John André had proved himself more clever than they had realized. Tremayne had noticed Kate’s watchdogs. He could not fail to. Beaver Hat and Alley Loafer made no attempts to hide. And so Tremayne had not suspected that he himself might be watched by more subtle agents.
Caide returned from the parlor with a flask, and the same delicate cut glasses Tremayne had shared with Kate. Peter was thankful that his hands did not shake when he took his.
“We should get drunk,” Caide offered, with rare sympathy.
“Afterwards,” said Tremayne.
They waited.
Caide, never squeamish, sat beside him in the cold dark hall. But he was not unaffected. Bay was not ordinarily a man to drink purposefully toward oblivion, but he did so now, neglecting even to offer Tremayne the flask again.
Then the door opened, Howe was summoned, and the door closed again.
Tremayne and Caide waited once more, listening to the low voices and the occasional hoarse, shuddering moan. It could not go on much longer.
It didn’t. Captain André opened the door, looking, for once, suitably grim. “My lord, matters are near a conclusion and your presence would be helpful.” He oozed polite deference. His linen, Tremayne noted, was spotless, but there were dark glistening speckles patterned over his boots.
Bay followed Tremayne in. He could only be coming out of solidarity. Under other circumstances, Tremayne would have welcomed his support, but not tonight. If Angela Ferrers broke, if she told them what she knew of Kate, and if Bay heard it, if he learned that his adored fiancée was a spy and, more, Tremayne’s lover, her life would hinge on who reached her first, and whether or not Tremayne could kill a man who had been raised as—and whom he still considered—his brother.
They must have tidied the room and the prisoner before admitting Howe. Angela Ferrers wore her shift, but it was bloodstained in telling places. She was tied to a straight-backed chair now, but bloodied ropes still dangled limply off the edge of the pine table.
Dyson had not tidied himself, and Howe took pains not to let his eyes light on the man. “I am sorry, Peter,” said Howe, “but you must remember what she is, and what is at stake.”

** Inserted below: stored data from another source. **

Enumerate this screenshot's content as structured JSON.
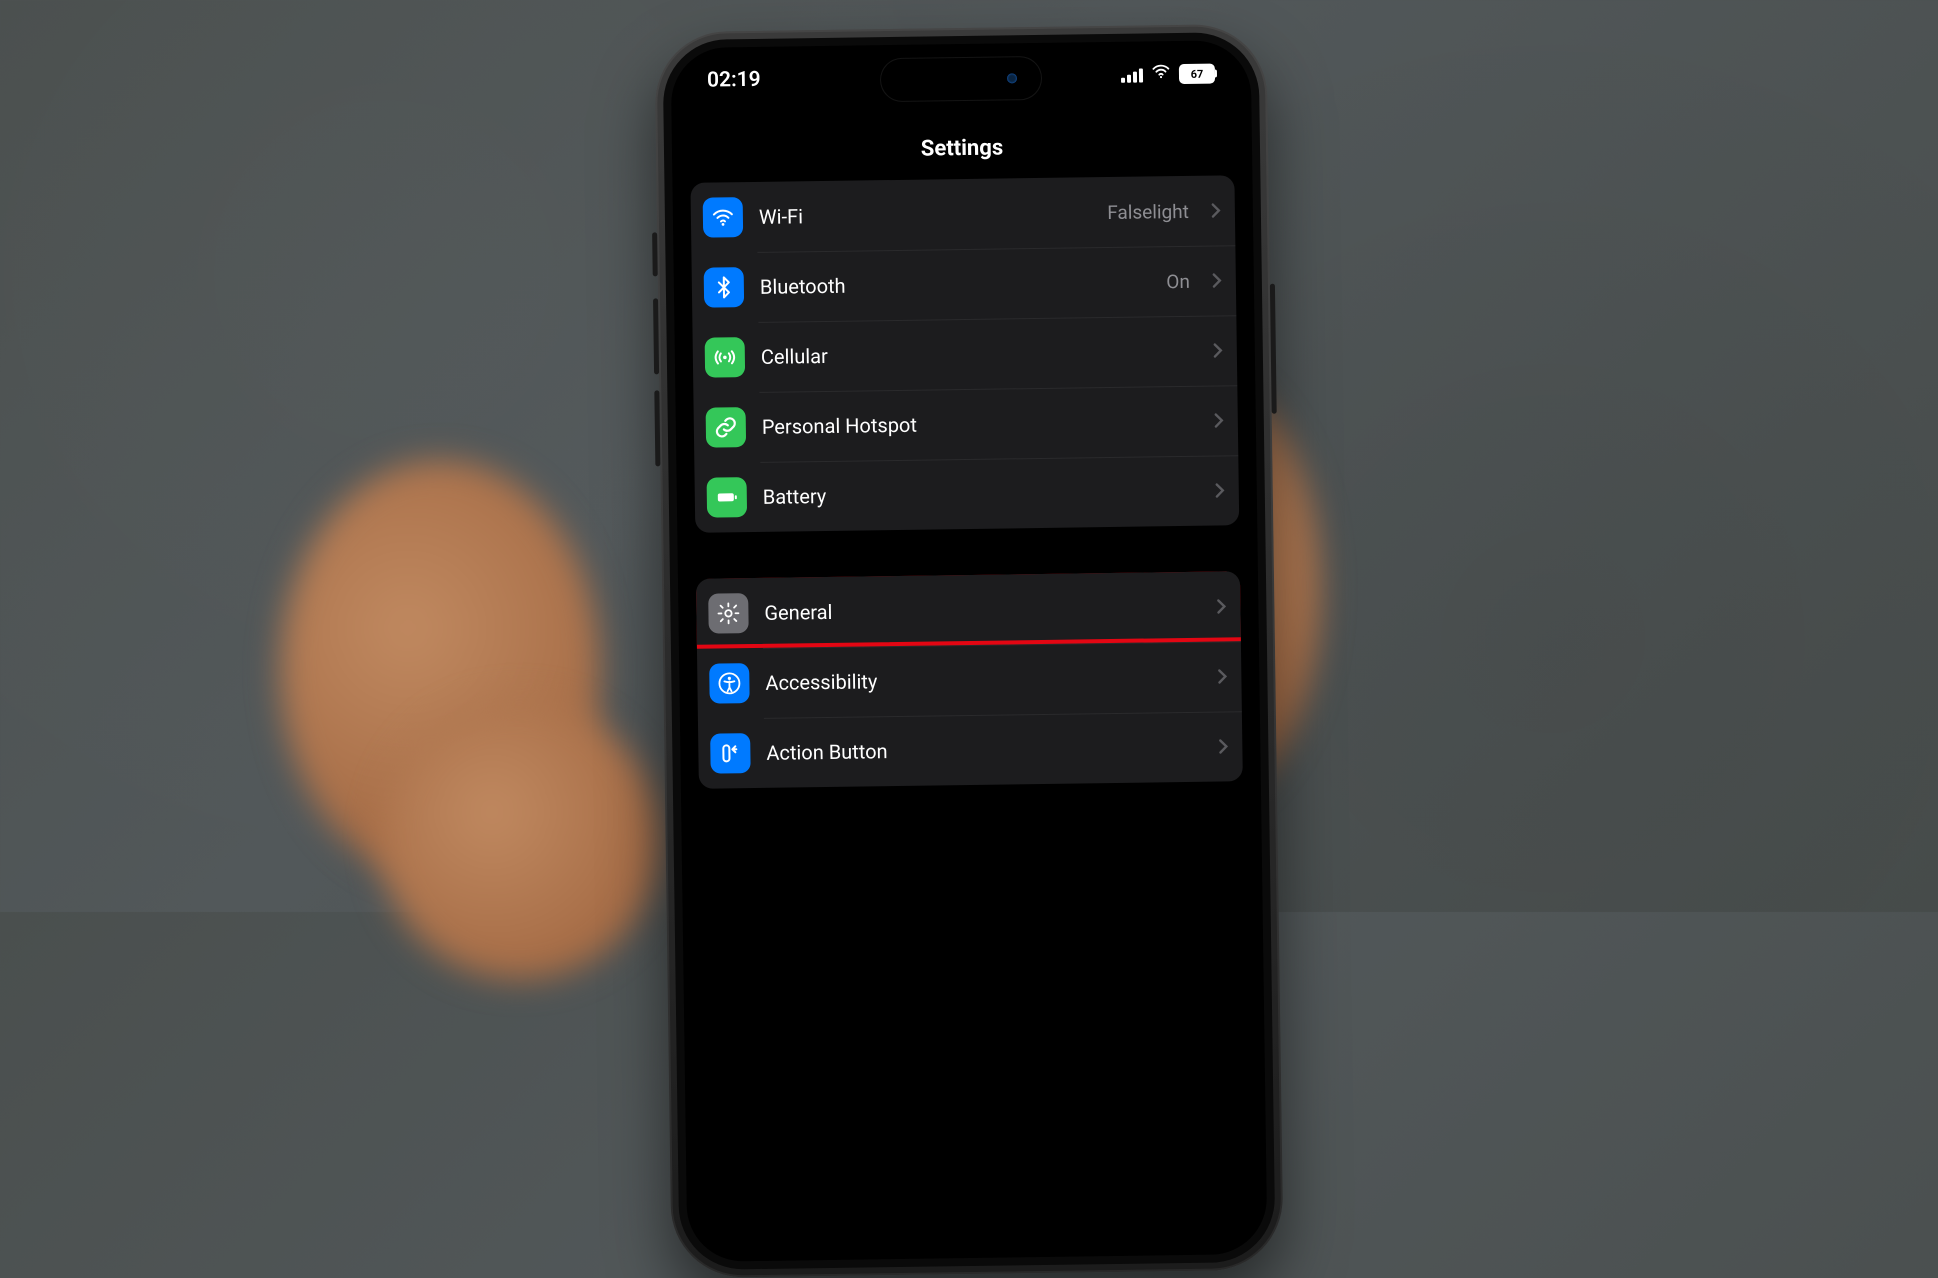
{
  "statusbar": {
    "time": "02:19",
    "battery_percent": "67"
  },
  "header": {
    "title": "Settings"
  },
  "group1": {
    "wifi": {
      "label": "Wi-Fi",
      "value": "Falselight"
    },
    "bluetooth": {
      "label": "Bluetooth",
      "value": "On"
    },
    "cellular": {
      "label": "Cellular",
      "value": ""
    },
    "hotspot": {
      "label": "Personal Hotspot",
      "value": ""
    },
    "battery": {
      "label": "Battery",
      "value": ""
    }
  },
  "group2": {
    "general": {
      "label": "General",
      "value": ""
    },
    "accessibility": {
      "label": "Accessibility",
      "value": ""
    },
    "actionbutton": {
      "label": "Action Button",
      "value": ""
    }
  },
  "highlight": {
    "target": "general"
  }
}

The lives of at least twenty thousand British soldiers and an equal number of loyal civilians. He knew it too well. They had fallen for her ruse at the reverend’s house. Of course they had. Her performance, her outrage—the way she had slapped him—had been thoroughly convincing, worthy of Drury Lane. They thought he’d made love to her and was witnessing the violation and torture of a woman who had taken him into her body. And he might as well have been, because all he could see when he looked at her was Kate.
“Mrs. Ferrers has already been kind enough to give us the names of her couriers and the locations of her dead drops,” André explained, in a voice an octave deeper than the dulcet tones he favored with the belles of Philadelphia. “We are trying to establish now the events of the night the lady entertained you in Orchard Valley. We need to know who else in that house was working with the Widow. And whom else she might have working for her here in Philadelphia.”
“Orchard Valley. Was that the name of the place?” Tremayne replied, trying to keep the emotion out of his voice. “It was a provincial backwater, a hamlet full of dour Quakers. I cannot believe Angela had accomplices there.”
André shrugged, and Caide’s brute, Dyson, took his cue. He stepped forward, blocking the Widow from Tremayne’s sight. Tremayne knew he had a knife, suspected what he was doing with it, knew for certain when he heard her muffled cry. He could not control the muscle in his cheek that spasmed at the sound.